I’m glad that I’m not crazy, but sad that this trend isn’t localized. I’m also frightened that they could possibly think that they look good.
Sometimes it is just fun to be young and sloppy. Even if it took you a while to pull together the look, you want to be cool and look like you don’t care. When I was a young man in the 80’s, it was fun to go to thrift stores and find weird t-shirts and jackets for a buck or two each then show up at parties with a different look every time. When I first met my wife, she would wear baggy boy clothes from thrift stores and Sears and somehow she still looked pretty damn hot. Then we had to grow up and start shopping at Banana Republic and Ann Taylor and wear stylish but sensible shoes so that we can walk around the office all day. Ahh youth, dress as stupid as you want to because someday soon you will have to sign in your kids at preschool and you can’t look like an idiot.

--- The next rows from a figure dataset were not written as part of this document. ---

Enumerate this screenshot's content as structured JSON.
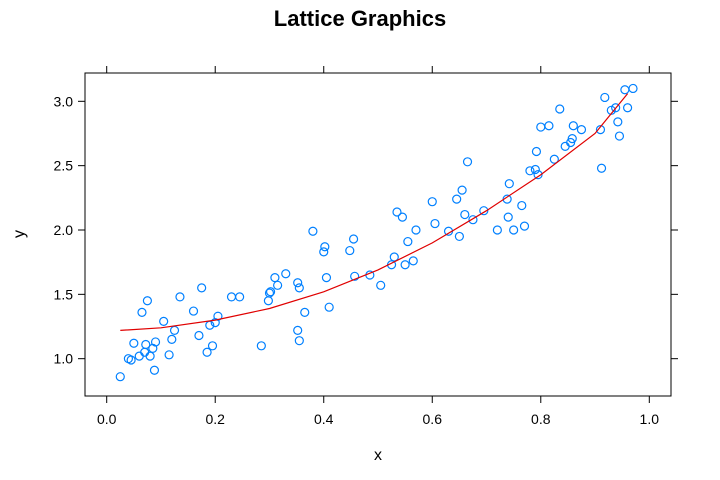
{
  "chart_data": {
    "type": "scatter",
    "title": "Lattice Graphics",
    "xlabel": "x",
    "ylabel": "y",
    "xlim": [
      -0.04,
      1.04
    ],
    "ylim": [
      0.71,
      3.22
    ],
    "xticks": [
      0.0,
      0.2,
      0.4,
      0.6,
      0.8,
      1.0
    ],
    "xtick_labels": [
      "0.0",
      "0.2",
      "0.4",
      "0.6",
      "0.8",
      "1.0"
    ],
    "yticks": [
      1.0,
      1.5,
      2.0,
      2.5,
      3.0
    ],
    "ytick_labels": [
      "1.0",
      "1.5",
      "2.0",
      "2.5",
      "3.0"
    ],
    "grid": false,
    "colors": {
      "points": "#0080ff",
      "fit_line": "#e00000",
      "frame": "#000000"
    },
    "series": [
      {
        "kind": "points",
        "x": [
          0.025,
          0.04,
          0.045,
          0.05,
          0.06,
          0.065,
          0.07,
          0.072,
          0.075,
          0.08,
          0.085,
          0.088,
          0.09,
          0.105,
          0.115,
          0.12,
          0.125,
          0.135,
          0.16,
          0.17,
          0.175,
          0.185,
          0.19,
          0.195,
          0.2,
          0.205,
          0.23,
          0.245,
          0.285,
          0.298,
          0.3,
          0.302,
          0.31,
          0.315,
          0.33,
          0.352,
          0.355,
          0.352,
          0.355,
          0.365,
          0.38,
          0.4,
          0.402,
          0.405,
          0.41,
          0.448,
          0.455,
          0.457,
          0.485,
          0.505,
          0.525,
          0.53,
          0.535,
          0.545,
          0.55,
          0.555,
          0.565,
          0.57,
          0.6,
          0.605,
          0.63,
          0.645,
          0.65,
          0.655,
          0.66,
          0.665,
          0.675,
          0.695,
          0.72,
          0.738,
          0.74,
          0.742,
          0.75,
          0.765,
          0.77,
          0.78,
          0.79,
          0.792,
          0.795,
          0.8,
          0.815,
          0.825,
          0.835,
          0.845,
          0.855,
          0.858,
          0.86,
          0.875,
          0.91,
          0.912,
          0.918,
          0.93,
          0.938,
          0.942,
          0.945,
          0.955,
          0.96,
          0.97
        ],
        "y": [
          0.86,
          1.0,
          0.99,
          1.12,
          1.02,
          1.36,
          1.05,
          1.11,
          1.45,
          1.02,
          1.08,
          0.91,
          1.13,
          1.29,
          1.03,
          1.15,
          1.22,
          1.48,
          1.37,
          1.18,
          1.55,
          1.05,
          1.26,
          1.1,
          1.28,
          1.33,
          1.48,
          1.48,
          1.1,
          1.45,
          1.51,
          1.52,
          1.63,
          1.57,
          1.66,
          1.59,
          1.55,
          1.22,
          1.14,
          1.36,
          1.99,
          1.83,
          1.87,
          1.63,
          1.4,
          1.84,
          1.93,
          1.64,
          1.65,
          1.57,
          1.73,
          1.79,
          2.14,
          2.1,
          1.73,
          1.91,
          1.76,
          2.0,
          2.22,
          2.05,
          1.99,
          2.24,
          1.95,
          2.31,
          2.12,
          2.53,
          2.08,
          2.15,
          2.0,
          2.24,
          2.1,
          2.36,
          2.0,
          2.19,
          2.03,
          2.46,
          2.47,
          2.61,
          2.43,
          2.8,
          2.81,
          2.55,
          2.94,
          2.65,
          2.68,
          2.71,
          2.81,
          2.78,
          2.78,
          2.48,
          3.03,
          2.93,
          2.95,
          2.84,
          2.73,
          3.09,
          2.95,
          3.1
        ]
      },
      {
        "kind": "line",
        "x": [
          0.025,
          0.1,
          0.2,
          0.3,
          0.4,
          0.5,
          0.6,
          0.7,
          0.8,
          0.9,
          0.96
        ],
        "y": [
          1.22,
          1.24,
          1.3,
          1.39,
          1.52,
          1.69,
          1.9,
          2.15,
          2.43,
          2.75,
          3.06
        ]
      }
    ]
  }
}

The goal of most fashions that appeal to the young isn’t to look good. It’s that you look good despite the fact that your sunglasses are too big, or your shirt looks like it was mangled by a bear, or whatever else.
As an example, if you find a picture of Brad Pitt in a 70s style lounge suit (probably in Ocean’s 11), he looks pretty good and the suit seems sort of hip and cool. Now you put Paul Giamatti in that same suit, and he looks like a low-rent mafioso who sidelines as a used car salesman. The poorly shaped suit just makes everything worse.
If you’re young and/or beautiful, you can get away with wearing just about anything. Things which should, by all logic, look stupid end up looking cool and quirky.